St. Mary's County Planning Commission members on Nov. 25 reviewed the environmental and natural resources chapter of the St. Mary's 2050 comprehensive-plan update, pressing staff for clearer implementation language and better public-facing mapping.
Jessica, director of the county Department of Land Use and Growth Management, said the section is organized around areas of critical state concern, priority preservation areas and water resources and that much of the text carries forward from the 2010 plan while incorporating community input. "A lot of this stuff is already part of what our department does," she told the commission.
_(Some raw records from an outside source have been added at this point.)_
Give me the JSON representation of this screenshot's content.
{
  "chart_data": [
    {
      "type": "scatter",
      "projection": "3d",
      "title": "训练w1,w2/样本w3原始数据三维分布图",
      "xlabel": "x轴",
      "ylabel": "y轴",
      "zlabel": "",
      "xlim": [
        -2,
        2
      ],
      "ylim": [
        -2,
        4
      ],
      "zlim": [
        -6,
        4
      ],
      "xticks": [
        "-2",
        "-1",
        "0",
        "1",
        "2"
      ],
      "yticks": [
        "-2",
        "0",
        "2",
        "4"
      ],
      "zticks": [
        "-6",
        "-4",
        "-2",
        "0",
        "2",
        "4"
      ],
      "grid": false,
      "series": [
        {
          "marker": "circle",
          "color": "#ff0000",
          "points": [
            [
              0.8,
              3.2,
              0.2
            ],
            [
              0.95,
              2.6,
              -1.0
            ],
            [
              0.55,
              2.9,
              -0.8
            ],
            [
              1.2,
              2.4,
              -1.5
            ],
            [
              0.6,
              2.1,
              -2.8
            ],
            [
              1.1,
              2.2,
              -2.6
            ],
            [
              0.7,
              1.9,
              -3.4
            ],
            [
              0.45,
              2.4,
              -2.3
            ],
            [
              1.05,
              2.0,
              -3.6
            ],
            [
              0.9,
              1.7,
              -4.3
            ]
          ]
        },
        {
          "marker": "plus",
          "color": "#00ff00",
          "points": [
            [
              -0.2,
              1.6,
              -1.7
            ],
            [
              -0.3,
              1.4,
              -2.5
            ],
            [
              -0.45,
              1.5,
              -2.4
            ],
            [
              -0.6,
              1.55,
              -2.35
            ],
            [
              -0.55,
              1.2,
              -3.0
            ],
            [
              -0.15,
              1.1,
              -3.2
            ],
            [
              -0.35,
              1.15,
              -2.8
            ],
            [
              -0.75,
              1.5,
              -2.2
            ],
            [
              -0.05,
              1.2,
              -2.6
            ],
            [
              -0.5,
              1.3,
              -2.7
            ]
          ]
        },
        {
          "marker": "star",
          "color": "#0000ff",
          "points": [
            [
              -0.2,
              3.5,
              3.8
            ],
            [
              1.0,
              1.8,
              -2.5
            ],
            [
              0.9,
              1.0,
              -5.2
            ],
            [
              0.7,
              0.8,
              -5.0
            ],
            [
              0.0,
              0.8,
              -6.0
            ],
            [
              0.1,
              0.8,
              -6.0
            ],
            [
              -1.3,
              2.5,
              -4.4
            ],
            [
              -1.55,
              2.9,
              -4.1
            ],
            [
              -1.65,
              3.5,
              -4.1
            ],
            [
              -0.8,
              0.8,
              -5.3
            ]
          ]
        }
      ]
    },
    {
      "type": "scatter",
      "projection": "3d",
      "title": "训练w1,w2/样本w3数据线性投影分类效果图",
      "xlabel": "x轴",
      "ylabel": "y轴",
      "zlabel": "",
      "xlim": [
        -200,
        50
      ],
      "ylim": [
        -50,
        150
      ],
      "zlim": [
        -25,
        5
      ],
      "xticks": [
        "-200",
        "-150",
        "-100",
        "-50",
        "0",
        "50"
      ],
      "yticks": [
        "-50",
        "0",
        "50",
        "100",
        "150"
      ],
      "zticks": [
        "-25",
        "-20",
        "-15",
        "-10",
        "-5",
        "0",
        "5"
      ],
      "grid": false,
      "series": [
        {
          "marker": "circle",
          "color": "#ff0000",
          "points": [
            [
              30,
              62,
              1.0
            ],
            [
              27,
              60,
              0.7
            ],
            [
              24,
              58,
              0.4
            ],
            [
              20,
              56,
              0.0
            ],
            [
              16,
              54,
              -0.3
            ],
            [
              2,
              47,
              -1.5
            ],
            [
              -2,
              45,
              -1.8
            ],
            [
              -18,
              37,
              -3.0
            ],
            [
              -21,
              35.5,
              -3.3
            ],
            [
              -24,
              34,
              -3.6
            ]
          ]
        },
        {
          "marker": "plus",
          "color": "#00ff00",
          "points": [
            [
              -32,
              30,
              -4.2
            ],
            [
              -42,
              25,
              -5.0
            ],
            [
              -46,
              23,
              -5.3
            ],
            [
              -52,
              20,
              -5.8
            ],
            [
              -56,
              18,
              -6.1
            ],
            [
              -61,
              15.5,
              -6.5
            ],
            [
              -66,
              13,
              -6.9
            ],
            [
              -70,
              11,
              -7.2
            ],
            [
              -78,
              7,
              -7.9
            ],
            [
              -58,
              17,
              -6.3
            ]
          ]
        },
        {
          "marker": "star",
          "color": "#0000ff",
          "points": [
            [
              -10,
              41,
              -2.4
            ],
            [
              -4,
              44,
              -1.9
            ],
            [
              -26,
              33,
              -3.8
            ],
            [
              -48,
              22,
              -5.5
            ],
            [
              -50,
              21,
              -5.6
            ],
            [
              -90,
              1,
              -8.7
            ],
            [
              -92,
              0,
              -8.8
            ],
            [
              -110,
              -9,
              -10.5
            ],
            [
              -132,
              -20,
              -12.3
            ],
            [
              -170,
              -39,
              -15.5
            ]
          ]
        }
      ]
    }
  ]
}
Commissioners focused questions on three practical topics: whether state-designated "targeted ecological areas" are mapped, how the plan treats farmland and preservation acreage, and whether proposed buffer protections would require a formal alternatives-analysis step for property owners.
Planner Stacy Clements said the targeted ecological areas are "a state mapped entity. We can access them through their GIS website," and staff confirmed those layers (wetlands, streams, slopes, soils and FEMA flood maps) are available in the county GIS and are being made more accessible on the county website.
On farming, commissioners asked whether the packet's priority-preservation acreage figure represented active farmland. Staff said exact active-farm acreage was not in the packet and that Economic Development would provide more complete maps and counts at the December meeting.
A contentious point was new action text that would ask for a "feasible alternatives analysis" before any buffer disturbance. Several commissioners worried that the word "require" could impose burdens on homeowners and small property owners; one said the language should be reframed to make the process lighter. IRG, a consultant on the plan, said the intent is "to give the option to incorporate that best practice" and that the county could calibrate the process locally. Staff agreed to prepare revised wording and to add subtext or examples describing what such an analysis might include.
The commission also discussed action 3.305, which would prioritize native buffers in headwaters and focus restoration "further upstream" rather than limiting policy to downstream protection. Commissioners asked for more explicit implementation steps and for any new language to be cross-referenced with the zoning or ordinance text where appropriate.
Why it matters: the section frames conservation and development decisions across St. Mary's County. Commissioners sought to balance environmental protection with predictability and cost for landowners, and they asked staff to return with clearer, actionable language and accessible GIS tools.
The commission set no formal motions or votes on the environmental chapter; staff said they would bring revised language, mapping clarifications and cross-references to ordinance/code sections back to the commission in a future packet.